Très bien écrit et excellemment joué, le métrage captive

Très remarqué dans les festivals en 2001 et 2002, Turning Paige est une petite production Canadienne qui aura gagné pas mal de prix. Mais plus de 10 ans après sa sortie initiale, réussir à se procurer le film n’est pas une mince affaire. Oui, Turning Paige est inédit en format physique, quel que soit le pays, même son pays d’origine. Seule les diffusions à la télévision au Canada permettent de le voir à présent. Ce qui est bien dommage, puisqu’au final, le métrage se révèle être un drame classique sur le papier, mais plutôt émouvant, et surtout pertinent, jusqu’à son titre (l’héroïne s’appelle Paige, elle est écrivain, et doit tourner la page – turn the page – sur son passé, donc, Turning Paige), et porté par un trio de comédiens investis. Le métrage nous invite à suivre une famille, déjà détruite lorsque le film commence. Chacun a ses secrets, sa part de responsabilité dans des événements passé, et s’évade à sa manière. Paige donc, jouée par Katharine Isabelle qui sortait tout juste de Ginger Snaps (et qui trouve ici sans doute son meilleur rôle), s’évade dans l’écriture, incorporant des éléments de sa vie à ses récits. Elle fait des lectures le soir dans des lieux publics, sa prof l’encadre pour permettre à ses récits d’aller plus loin. Tout le long du film, elle ne fait que rompre puis revenir avec son petit ami, joué par Brendan Fletcher (avec qui Katharine aura énormément tourné, et est amie dans la vraie vie).

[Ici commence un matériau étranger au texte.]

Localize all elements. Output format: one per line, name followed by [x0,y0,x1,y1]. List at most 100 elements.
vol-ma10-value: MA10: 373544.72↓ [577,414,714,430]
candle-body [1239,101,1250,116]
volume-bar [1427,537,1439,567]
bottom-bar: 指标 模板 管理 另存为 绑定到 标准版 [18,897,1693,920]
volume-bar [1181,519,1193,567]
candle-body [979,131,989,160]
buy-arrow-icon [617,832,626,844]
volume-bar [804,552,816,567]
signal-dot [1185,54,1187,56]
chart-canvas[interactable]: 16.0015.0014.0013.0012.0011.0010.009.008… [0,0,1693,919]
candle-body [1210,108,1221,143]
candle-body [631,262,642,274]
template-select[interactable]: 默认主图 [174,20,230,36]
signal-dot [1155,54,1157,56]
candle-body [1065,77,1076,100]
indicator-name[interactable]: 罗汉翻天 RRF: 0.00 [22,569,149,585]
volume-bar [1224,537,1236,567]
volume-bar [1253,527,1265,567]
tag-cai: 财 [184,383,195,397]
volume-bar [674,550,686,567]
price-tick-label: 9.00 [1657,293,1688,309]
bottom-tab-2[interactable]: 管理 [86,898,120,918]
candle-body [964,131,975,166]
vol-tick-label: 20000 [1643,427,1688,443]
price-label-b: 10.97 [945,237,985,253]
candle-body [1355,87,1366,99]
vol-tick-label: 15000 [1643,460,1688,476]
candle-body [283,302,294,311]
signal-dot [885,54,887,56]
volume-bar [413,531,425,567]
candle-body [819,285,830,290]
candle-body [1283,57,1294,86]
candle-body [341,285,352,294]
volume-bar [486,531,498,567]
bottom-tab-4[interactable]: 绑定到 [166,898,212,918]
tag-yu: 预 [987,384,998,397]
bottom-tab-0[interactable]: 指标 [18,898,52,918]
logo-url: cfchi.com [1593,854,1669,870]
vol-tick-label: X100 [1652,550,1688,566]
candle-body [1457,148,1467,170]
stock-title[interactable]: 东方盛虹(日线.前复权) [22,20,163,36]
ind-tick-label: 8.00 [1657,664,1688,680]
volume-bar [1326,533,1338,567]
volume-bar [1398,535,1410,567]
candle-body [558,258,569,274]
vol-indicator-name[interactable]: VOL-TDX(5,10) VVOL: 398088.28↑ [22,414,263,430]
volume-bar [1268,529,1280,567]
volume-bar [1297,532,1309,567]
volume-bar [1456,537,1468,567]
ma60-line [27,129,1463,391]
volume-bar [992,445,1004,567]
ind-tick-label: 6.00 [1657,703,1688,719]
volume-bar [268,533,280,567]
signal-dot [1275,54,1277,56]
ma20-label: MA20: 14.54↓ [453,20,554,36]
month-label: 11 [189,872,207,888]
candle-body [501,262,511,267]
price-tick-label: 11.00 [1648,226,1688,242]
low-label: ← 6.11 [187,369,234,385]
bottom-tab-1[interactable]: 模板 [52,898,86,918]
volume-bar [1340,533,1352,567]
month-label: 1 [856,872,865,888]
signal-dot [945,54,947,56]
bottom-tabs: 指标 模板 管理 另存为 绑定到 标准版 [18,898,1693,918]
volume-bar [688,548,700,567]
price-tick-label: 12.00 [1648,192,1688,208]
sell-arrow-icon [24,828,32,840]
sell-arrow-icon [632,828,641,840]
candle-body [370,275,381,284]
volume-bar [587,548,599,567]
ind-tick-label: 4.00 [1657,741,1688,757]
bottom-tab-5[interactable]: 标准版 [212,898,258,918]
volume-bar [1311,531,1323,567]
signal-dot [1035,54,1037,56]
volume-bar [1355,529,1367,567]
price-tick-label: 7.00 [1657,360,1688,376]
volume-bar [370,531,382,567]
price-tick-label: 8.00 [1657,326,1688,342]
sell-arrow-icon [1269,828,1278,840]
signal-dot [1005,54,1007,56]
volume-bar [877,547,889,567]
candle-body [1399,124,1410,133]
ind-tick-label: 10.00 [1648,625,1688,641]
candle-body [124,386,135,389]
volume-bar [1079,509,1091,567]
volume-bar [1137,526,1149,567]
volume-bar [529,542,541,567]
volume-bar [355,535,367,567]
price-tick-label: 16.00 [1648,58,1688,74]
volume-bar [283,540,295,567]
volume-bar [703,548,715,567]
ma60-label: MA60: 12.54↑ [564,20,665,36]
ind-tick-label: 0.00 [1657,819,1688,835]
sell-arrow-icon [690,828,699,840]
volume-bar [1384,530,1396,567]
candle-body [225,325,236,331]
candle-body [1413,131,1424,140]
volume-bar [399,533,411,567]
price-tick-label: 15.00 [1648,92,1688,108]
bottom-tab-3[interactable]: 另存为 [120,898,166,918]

Paige vit avec son père, ancien alcoolique, qui lui n’essaye pas de se soucier du passé, de sa propre culpabilité, et s’évade au final dans le mensonge, puisqu’en réalité, il a perdu son travail et a replongé dans l’alcool, moment qui le rend heureux et lui permet de pas penser. Tout aurait pu en rester là puisque Paige le respecte et croit en ces mensonges, mais le retour de son frère, Trevor, va venir tout chambouler, puisqu’il semble être le seul à accepter la réalité et surtout à l’affronter en face, à accepter sa part de responsabilité dans le suicide de leur mère. Et bien entendu, quand une personne terre à terre vient déterrer certains éléments du passé et les afficher clairement en pleine face à sa famille, ça ne se passe pas forcément bien. Disputes avec le père, sœur agressive qui ira jusqu’à demander à son petit ami de tabasser son propre frère. Il faudra du temps à cette famille pour voir la réalité en face, l’accepter, et accepter que chacun a sa part de responsabilité à sa manière dans les événements. Bien entendu, Paige en est consciente, et cherche à s’évader dans l’écriture, mais la présence de son frère même vient lui rappeler tout ça.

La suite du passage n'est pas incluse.